Retribution Gospel Choir's sophomore disc is ample proof of this. Between the screeching rock saga that is “Poor Man's Daughter” (at the three-minute mark the track devolves into a staggering stoner-metal opus) and Sparhawk's impassioned vocals heard throughout the rip-roaring affair, it's clear that this isn't some inconsequential jam band for Sunday afternoons.
“After making that first record we spent a lot of time on the road and I think we got a lot more aggressive and dynamic playing live,” he remarks. “I felt like we wanted to reference that on the [second] record, but without necessarily trying to replicate the live experience.”
2 is as ferocious as intended. The album will leave timid Low fans quaking in their boots, seeing how it pays tribute to gritty rock. Sparhawk applauds producer Matt Beckley for giving the disc its intimidating punch.

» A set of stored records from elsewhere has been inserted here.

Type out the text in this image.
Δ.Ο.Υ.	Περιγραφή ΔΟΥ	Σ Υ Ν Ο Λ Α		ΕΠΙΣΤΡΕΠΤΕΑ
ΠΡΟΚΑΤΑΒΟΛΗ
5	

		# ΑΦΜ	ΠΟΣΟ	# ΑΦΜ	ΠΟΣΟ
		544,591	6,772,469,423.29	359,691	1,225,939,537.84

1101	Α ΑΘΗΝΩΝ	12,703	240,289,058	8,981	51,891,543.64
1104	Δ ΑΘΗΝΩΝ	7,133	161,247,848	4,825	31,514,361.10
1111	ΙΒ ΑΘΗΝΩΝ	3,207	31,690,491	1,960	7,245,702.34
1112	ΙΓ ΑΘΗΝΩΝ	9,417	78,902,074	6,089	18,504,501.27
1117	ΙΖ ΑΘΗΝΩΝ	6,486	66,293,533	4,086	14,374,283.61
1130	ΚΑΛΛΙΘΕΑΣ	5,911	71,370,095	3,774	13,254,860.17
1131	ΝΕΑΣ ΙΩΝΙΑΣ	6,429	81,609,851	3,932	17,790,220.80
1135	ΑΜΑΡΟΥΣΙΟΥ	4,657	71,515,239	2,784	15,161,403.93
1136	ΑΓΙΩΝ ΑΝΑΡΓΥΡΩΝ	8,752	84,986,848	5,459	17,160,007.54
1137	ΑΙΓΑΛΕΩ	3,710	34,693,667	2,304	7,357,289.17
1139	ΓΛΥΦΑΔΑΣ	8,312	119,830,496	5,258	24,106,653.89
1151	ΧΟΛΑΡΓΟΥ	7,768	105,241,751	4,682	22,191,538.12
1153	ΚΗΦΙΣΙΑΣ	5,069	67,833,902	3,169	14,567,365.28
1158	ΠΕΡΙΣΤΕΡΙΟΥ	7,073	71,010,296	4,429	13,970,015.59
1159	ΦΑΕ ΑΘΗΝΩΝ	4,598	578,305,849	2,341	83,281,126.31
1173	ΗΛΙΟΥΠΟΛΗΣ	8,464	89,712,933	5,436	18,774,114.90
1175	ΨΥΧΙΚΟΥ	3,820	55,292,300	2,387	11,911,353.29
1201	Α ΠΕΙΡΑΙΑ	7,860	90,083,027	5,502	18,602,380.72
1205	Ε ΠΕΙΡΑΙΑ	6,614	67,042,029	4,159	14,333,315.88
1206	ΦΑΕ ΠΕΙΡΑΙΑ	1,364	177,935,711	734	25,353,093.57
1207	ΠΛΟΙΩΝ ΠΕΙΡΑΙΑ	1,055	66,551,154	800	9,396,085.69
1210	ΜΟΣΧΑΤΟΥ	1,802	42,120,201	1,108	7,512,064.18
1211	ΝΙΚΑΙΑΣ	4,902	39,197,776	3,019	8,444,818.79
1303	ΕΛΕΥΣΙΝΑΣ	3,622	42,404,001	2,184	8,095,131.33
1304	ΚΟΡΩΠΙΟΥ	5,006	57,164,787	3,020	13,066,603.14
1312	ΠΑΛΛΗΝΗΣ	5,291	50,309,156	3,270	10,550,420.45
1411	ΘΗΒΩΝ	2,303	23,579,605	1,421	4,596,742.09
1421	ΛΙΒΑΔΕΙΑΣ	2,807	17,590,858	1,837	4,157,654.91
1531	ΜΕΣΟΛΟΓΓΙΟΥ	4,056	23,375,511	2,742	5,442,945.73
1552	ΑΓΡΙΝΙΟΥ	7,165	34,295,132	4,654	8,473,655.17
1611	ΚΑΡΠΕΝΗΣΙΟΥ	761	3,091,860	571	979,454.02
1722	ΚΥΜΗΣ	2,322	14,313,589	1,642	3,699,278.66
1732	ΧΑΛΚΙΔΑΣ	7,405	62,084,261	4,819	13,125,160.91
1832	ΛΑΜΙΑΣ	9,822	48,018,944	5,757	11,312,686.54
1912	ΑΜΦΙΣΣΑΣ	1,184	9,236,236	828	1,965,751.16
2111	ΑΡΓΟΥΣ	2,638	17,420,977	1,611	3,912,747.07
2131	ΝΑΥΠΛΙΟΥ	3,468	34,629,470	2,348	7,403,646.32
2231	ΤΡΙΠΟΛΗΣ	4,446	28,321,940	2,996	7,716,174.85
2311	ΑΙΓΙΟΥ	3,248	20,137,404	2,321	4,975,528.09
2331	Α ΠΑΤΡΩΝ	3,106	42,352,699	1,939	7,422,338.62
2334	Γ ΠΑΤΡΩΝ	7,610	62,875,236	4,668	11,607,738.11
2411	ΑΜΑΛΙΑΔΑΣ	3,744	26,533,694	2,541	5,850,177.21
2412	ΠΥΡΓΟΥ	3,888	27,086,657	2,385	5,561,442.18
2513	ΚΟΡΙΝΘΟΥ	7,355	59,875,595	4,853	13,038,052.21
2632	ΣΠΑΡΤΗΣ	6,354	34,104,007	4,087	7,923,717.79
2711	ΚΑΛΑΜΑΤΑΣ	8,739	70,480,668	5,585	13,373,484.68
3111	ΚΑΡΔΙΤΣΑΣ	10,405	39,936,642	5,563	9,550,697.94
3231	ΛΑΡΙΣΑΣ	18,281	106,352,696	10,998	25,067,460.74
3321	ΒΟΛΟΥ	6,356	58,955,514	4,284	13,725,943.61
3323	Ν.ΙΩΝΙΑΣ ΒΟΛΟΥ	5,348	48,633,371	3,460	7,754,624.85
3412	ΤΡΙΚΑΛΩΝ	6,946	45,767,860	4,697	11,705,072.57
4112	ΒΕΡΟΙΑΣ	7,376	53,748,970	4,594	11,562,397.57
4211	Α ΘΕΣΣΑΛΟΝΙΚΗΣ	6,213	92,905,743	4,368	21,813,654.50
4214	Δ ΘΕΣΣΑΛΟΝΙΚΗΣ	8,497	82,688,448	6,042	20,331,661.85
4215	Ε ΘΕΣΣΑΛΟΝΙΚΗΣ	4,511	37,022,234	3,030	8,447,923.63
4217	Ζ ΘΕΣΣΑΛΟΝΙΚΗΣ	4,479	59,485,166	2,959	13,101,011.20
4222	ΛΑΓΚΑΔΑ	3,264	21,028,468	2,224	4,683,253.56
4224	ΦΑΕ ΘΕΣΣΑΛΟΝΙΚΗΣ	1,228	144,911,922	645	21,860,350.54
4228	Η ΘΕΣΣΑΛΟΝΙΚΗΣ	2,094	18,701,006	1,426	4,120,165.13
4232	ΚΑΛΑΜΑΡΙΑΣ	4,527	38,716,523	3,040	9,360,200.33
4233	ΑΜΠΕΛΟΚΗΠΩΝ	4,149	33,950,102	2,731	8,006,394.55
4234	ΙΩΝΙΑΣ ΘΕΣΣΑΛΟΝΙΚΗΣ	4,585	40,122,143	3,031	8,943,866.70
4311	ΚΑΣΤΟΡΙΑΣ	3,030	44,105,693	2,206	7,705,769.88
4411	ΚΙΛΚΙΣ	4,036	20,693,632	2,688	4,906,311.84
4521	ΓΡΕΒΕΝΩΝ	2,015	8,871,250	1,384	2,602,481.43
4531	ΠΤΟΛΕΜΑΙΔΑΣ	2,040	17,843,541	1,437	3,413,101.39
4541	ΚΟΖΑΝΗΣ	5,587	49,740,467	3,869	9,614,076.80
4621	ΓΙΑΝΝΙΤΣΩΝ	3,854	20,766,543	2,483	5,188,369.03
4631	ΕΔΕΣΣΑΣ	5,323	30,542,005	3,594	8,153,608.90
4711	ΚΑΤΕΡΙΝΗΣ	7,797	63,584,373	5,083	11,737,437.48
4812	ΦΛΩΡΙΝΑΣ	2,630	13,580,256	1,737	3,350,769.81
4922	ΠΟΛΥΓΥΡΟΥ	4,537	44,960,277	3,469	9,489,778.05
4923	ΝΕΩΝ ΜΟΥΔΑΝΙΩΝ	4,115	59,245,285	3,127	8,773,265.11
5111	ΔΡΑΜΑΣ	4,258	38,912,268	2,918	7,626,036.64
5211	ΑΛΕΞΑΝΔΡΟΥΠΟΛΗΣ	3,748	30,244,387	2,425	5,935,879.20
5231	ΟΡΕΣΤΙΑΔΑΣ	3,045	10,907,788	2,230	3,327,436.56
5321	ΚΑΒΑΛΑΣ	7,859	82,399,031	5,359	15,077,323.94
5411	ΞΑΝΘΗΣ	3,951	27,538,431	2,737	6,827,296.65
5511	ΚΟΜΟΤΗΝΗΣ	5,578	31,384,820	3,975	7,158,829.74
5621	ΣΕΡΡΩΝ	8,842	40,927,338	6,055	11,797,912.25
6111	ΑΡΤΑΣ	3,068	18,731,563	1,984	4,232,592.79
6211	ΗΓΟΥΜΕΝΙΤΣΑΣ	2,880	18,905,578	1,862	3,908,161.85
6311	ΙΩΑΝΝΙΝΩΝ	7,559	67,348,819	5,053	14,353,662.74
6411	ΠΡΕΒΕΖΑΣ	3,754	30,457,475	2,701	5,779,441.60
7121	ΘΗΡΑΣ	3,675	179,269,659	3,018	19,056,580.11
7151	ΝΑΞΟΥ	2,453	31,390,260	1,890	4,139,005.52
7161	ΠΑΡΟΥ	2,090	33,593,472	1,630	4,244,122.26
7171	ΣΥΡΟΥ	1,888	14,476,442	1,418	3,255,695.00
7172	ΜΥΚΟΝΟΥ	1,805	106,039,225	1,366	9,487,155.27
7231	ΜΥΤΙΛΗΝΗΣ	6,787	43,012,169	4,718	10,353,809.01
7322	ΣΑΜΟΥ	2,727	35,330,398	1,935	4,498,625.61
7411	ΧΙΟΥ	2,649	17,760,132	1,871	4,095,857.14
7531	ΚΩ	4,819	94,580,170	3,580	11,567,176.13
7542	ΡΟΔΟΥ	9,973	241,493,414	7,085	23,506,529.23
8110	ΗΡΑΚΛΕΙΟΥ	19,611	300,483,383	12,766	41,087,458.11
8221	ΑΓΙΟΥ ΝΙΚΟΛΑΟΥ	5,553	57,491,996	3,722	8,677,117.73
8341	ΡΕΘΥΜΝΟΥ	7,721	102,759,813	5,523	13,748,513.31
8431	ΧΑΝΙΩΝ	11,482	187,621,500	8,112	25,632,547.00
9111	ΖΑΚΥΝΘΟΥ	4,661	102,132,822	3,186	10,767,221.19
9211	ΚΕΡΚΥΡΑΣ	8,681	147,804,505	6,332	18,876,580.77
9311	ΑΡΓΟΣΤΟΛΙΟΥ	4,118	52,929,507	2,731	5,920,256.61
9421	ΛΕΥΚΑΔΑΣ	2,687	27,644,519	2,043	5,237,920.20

“I've known him for years before I knew him as this big Hollywood producer who works with Britney Spears,” he notes. “He brought a sense a humour and also a sense of taste to the project.”
Beckley isn't the only one who knows a thing or two about taste. Whether Sparhawk is writing drowsy slowcore melodies for Low, ragged riffs for Retribution Gospel Choir, or greeting a journalist with energy he should be saving for his set later that night, there doesn't seem to be a moment when he isn't acting in good taste.
Retribution Gospel Choir plays the Media Club on Tuesday (April 6).